Our pre-colonial world actually placed many these mananabang in a kind of special position not just as traditional healers but, if they showed certain signs, of being ritual practitioners able to communicate with the ‘dili ingon nato’, elementals that were known to roam the physical world and cause harm if displeased. Such mananabangs with special powers were called ‘mereko’ or ‘babaylan’ or, if they were homosexuals, ‘asug,’ according to the Jesuit Francisco Alcina in the voluminous “Historia de Bisayas” that he wrote around 1668.
With the onset of Spanish rule and the native conversion to Roman Catholicism, these ritual practitioners were suppressed until only the mananabang, so vital in childbirth, remained respected and even feared.
When this photo above was taken, each town in the province of Cebu had at least one trained midwife already. Yet, their presence only in the poblaciones or town centers meant that the supreme power of the mananabang continued to reign in the countryside. It is, however, quite surprising that even in the city of Cebu, the mananabang had not yet had any formal training in midwifery so late into the American colonial period as the 1930 article states.
Fast forward to today and we find the BHWs, not necessarily childbirth deliverers but trained first responders to problems related to health and well-being even in the far corners of the countryside.
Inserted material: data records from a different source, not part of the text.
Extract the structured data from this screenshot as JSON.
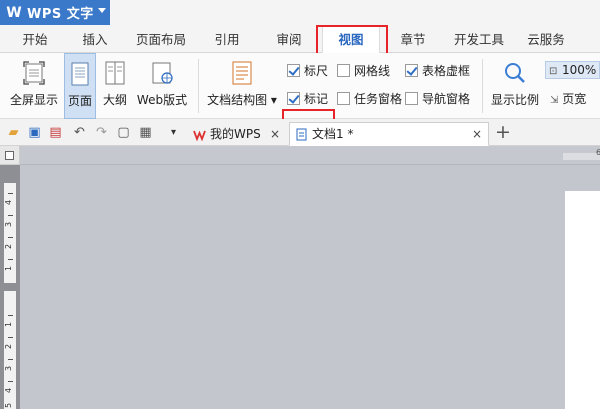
{
  "app": {
    "title": "WPS 文字"
  },
  "menu": {
    "tabs": [
      "开始",
      "插入",
      "页面布局",
      "引用",
      "审阅",
      "视图",
      "章节",
      "开发工具",
      "云服务"
    ],
    "active": "视图"
  },
  "ribbon": {
    "fullscreen": "全屏显示",
    "page": "页面",
    "outline": "大纲",
    "web": "Web版式",
    "doc_structure": "文档结构图",
    "ruler": "标尺",
    "marks": "标记",
    "gridlines": "网格线",
    "task_pane": "任务窗格",
    "table_gridlines": "表格虚框",
    "nav_pane": "导航窗格",
    "zoom_ratio": "显示比例",
    "zoom_value": "100%",
    "page_width": "页宽"
  },
  "checkboxes": {
    "ruler": true,
    "marks": true,
    "gridlines": false,
    "task_pane": false,
    "table_gridlines": true,
    "nav_pane": false
  },
  "doc_tabs": [
    {
      "label": "我的WPS",
      "close": "×"
    },
    {
      "label": "文档1 *",
      "close": "×"
    }
  ],
  "doc_tab_plus": "+",
  "ruler": {
    "h_number": "6",
    "v_numbers": [
      "4",
      "3",
      "2",
      "1",
      "1",
      "2",
      "3",
      "4",
      "5"
    ]
  },
  "colors": {
    "accent": "#2b68c0",
    "highlight": "#e8242b",
    "app_button": "#3a78c9"
  }
}
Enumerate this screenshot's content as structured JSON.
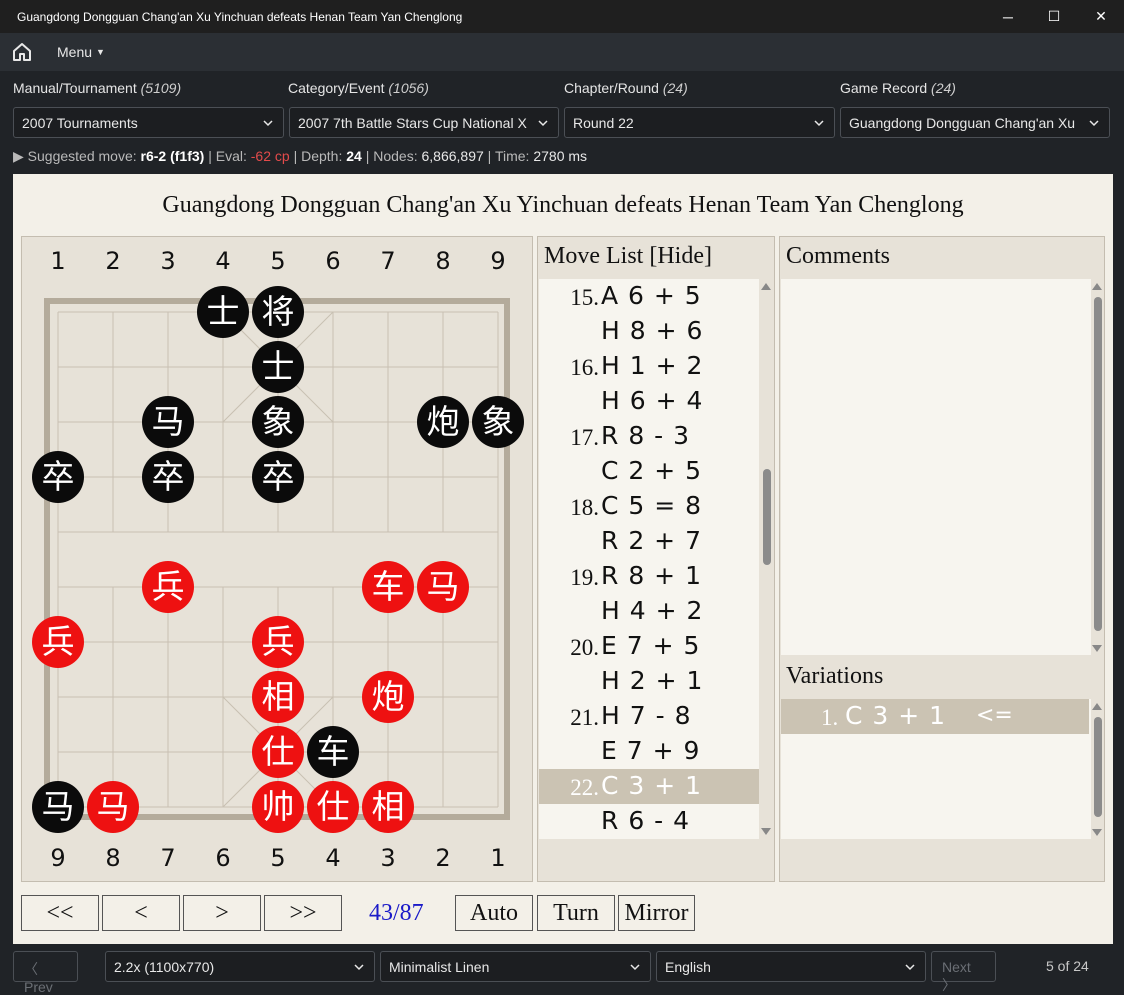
{
  "window": {
    "title": "Guangdong Dongguan Chang'an Xu Yinchuan defeats Henan Team Yan Chenglong",
    "minimize": "─",
    "maximize": "☐",
    "close": "✕"
  },
  "menubar": {
    "home_icon": "home-icon",
    "menu_label": "Menu"
  },
  "selectors": [
    {
      "label": "Manual/Tournament",
      "count": "(5109)",
      "value": "2007 Tournaments"
    },
    {
      "label": "Category/Event",
      "count": "(1056)",
      "value": "2007 7th Battle Stars Cup National X"
    },
    {
      "label": "Chapter/Round",
      "count": "(24)",
      "value": "Round 22"
    },
    {
      "label": "Game Record",
      "count": "(24)",
      "value": "Guangdong Dongguan Chang'an Xu"
    }
  ],
  "engine": {
    "prefix": "▶  Suggested move: ",
    "move": "r6-2",
    "move_code": "(f1f3)",
    "eval_label": "Eval:",
    "eval_value": "-62 cp",
    "depth_label": "Depth:",
    "depth_value": "24",
    "nodes_label": "Nodes:",
    "nodes_value": "6,866,897",
    "time_label": "Time:",
    "time_value": "2780 ms"
  },
  "game_title": "Guangdong Dongguan Chang'an Xu Yinchuan defeats Henan Team Yan Chenglong",
  "board": {
    "top_files": [
      "1",
      "2",
      "3",
      "4",
      "5",
      "6",
      "7",
      "8",
      "9"
    ],
    "bottom_files": [
      "9",
      "8",
      "7",
      "6",
      "5",
      "4",
      "3",
      "2",
      "1"
    ],
    "pieces": [
      {
        "char": "士",
        "side": "black",
        "file": 3,
        "rank": 0
      },
      {
        "char": "将",
        "side": "black",
        "file": 4,
        "rank": 0
      },
      {
        "char": "士",
        "side": "black",
        "file": 4,
        "rank": 1
      },
      {
        "char": "马",
        "side": "black",
        "file": 2,
        "rank": 2
      },
      {
        "char": "象",
        "side": "black",
        "file": 4,
        "rank": 2
      },
      {
        "char": "炮",
        "side": "black",
        "file": 7,
        "rank": 2
      },
      {
        "char": "象",
        "side": "black",
        "file": 8,
        "rank": 2
      },
      {
        "char": "卒",
        "side": "black",
        "file": 0,
        "rank": 3
      },
      {
        "char": "卒",
        "side": "black",
        "file": 2,
        "rank": 3
      },
      {
        "char": "卒",
        "side": "black",
        "file": 4,
        "rank": 3
      },
      {
        "char": "兵",
        "side": "red",
        "file": 2,
        "rank": 5
      },
      {
        "char": "车",
        "side": "red",
        "file": 6,
        "rank": 5
      },
      {
        "char": "马",
        "side": "red",
        "file": 7,
        "rank": 5
      },
      {
        "char": "兵",
        "side": "red",
        "file": 0,
        "rank": 6
      },
      {
        "char": "兵",
        "side": "red",
        "file": 4,
        "rank": 6
      },
      {
        "char": "相",
        "side": "red",
        "file": 4,
        "rank": 7
      },
      {
        "char": "炮",
        "side": "red",
        "file": 6,
        "rank": 7
      },
      {
        "char": "仕",
        "side": "red",
        "file": 4,
        "rank": 8
      },
      {
        "char": "车",
        "side": "black",
        "file": 5,
        "rank": 8
      },
      {
        "char": "马",
        "side": "black",
        "file": 0,
        "rank": 9
      },
      {
        "char": "马",
        "side": "red",
        "file": 1,
        "rank": 9
      },
      {
        "char": "帅",
        "side": "red",
        "file": 4,
        "rank": 9
      },
      {
        "char": "仕",
        "side": "red",
        "file": 5,
        "rank": 9
      },
      {
        "char": "相",
        "side": "red",
        "file": 6,
        "rank": 9
      }
    ]
  },
  "move_list": {
    "header": "Move List [Hide]",
    "rows": [
      {
        "num": "15.",
        "move": "A 6 + 5"
      },
      {
        "num": "",
        "move": "H 8 + 6"
      },
      {
        "num": "16.",
        "move": "H 1 + 2"
      },
      {
        "num": "",
        "move": "H 6 + 4"
      },
      {
        "num": "17.",
        "move": "R 8 - 3"
      },
      {
        "num": "",
        "move": "C 2 + 5"
      },
      {
        "num": "18.",
        "move": "C 5 = 8"
      },
      {
        "num": "",
        "move": "R 2 + 7"
      },
      {
        "num": "19.",
        "move": "R 8 + 1"
      },
      {
        "num": "",
        "move": "H 4 + 2"
      },
      {
        "num": "20.",
        "move": "E 7 + 5"
      },
      {
        "num": "",
        "move": "H 2 + 1"
      },
      {
        "num": "21.",
        "move": "H 7 - 8"
      },
      {
        "num": "",
        "move": "E 7 + 9"
      },
      {
        "num": "22.",
        "move": "C 3 + 1",
        "selected": true
      },
      {
        "num": "",
        "move": "R 6 - 4"
      }
    ]
  },
  "comments": {
    "header": "Comments"
  },
  "variations": {
    "header": "Variations",
    "items": [
      {
        "num": "1.",
        "move": "C 3 + 1",
        "marker": "<="
      }
    ]
  },
  "nav": {
    "first": "<<",
    "prev": "<",
    "next": ">",
    "last": ">>",
    "counter": "43/87",
    "auto": "Auto",
    "turn": "Turn",
    "mirror": "Mirror"
  },
  "footer": {
    "prev": "Prev",
    "scale": "2.2x (1100x770)",
    "theme": "Minimalist Linen",
    "language": "English",
    "next": "Next",
    "pager": "5 of 24"
  },
  "colors": {
    "red_piece": "#ee1111",
    "black_piece": "#0b0b0b",
    "panel_bg": "#e7e2d8",
    "selected_row": "#cbc3b3",
    "counter": "#1a1ac8"
  }
}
But they are more than that.
During the first term of Gov. Gwen Garcia (this is her fourth now), she started the Cebu Heritage Caravans, a massive participatory cultural mapping project in all the town and cities of Cebu in 2004 (ahead of the national government by over a decade). In this project, which resulted in the ‘discovery’ of hitherto unknown but now famous tourists spots and heritage sites, it was the BHWs who were at the forefront of documenting and inventorying natural and cultural heritage assets.
They, like their erstwhile mananabang counterparts of nearly a century ago, were best suited to elicit the kind of information required to build a cultural profile of their locality. For they are the ones always on the ground, moving from house to house and on call even in the dead of night. What would life be therefore without them?
It is thus much appreciated that Gov. Gwen has fulfilled within this first week of her return to the Capitol her campaign promise to increase the stipend of these first responders.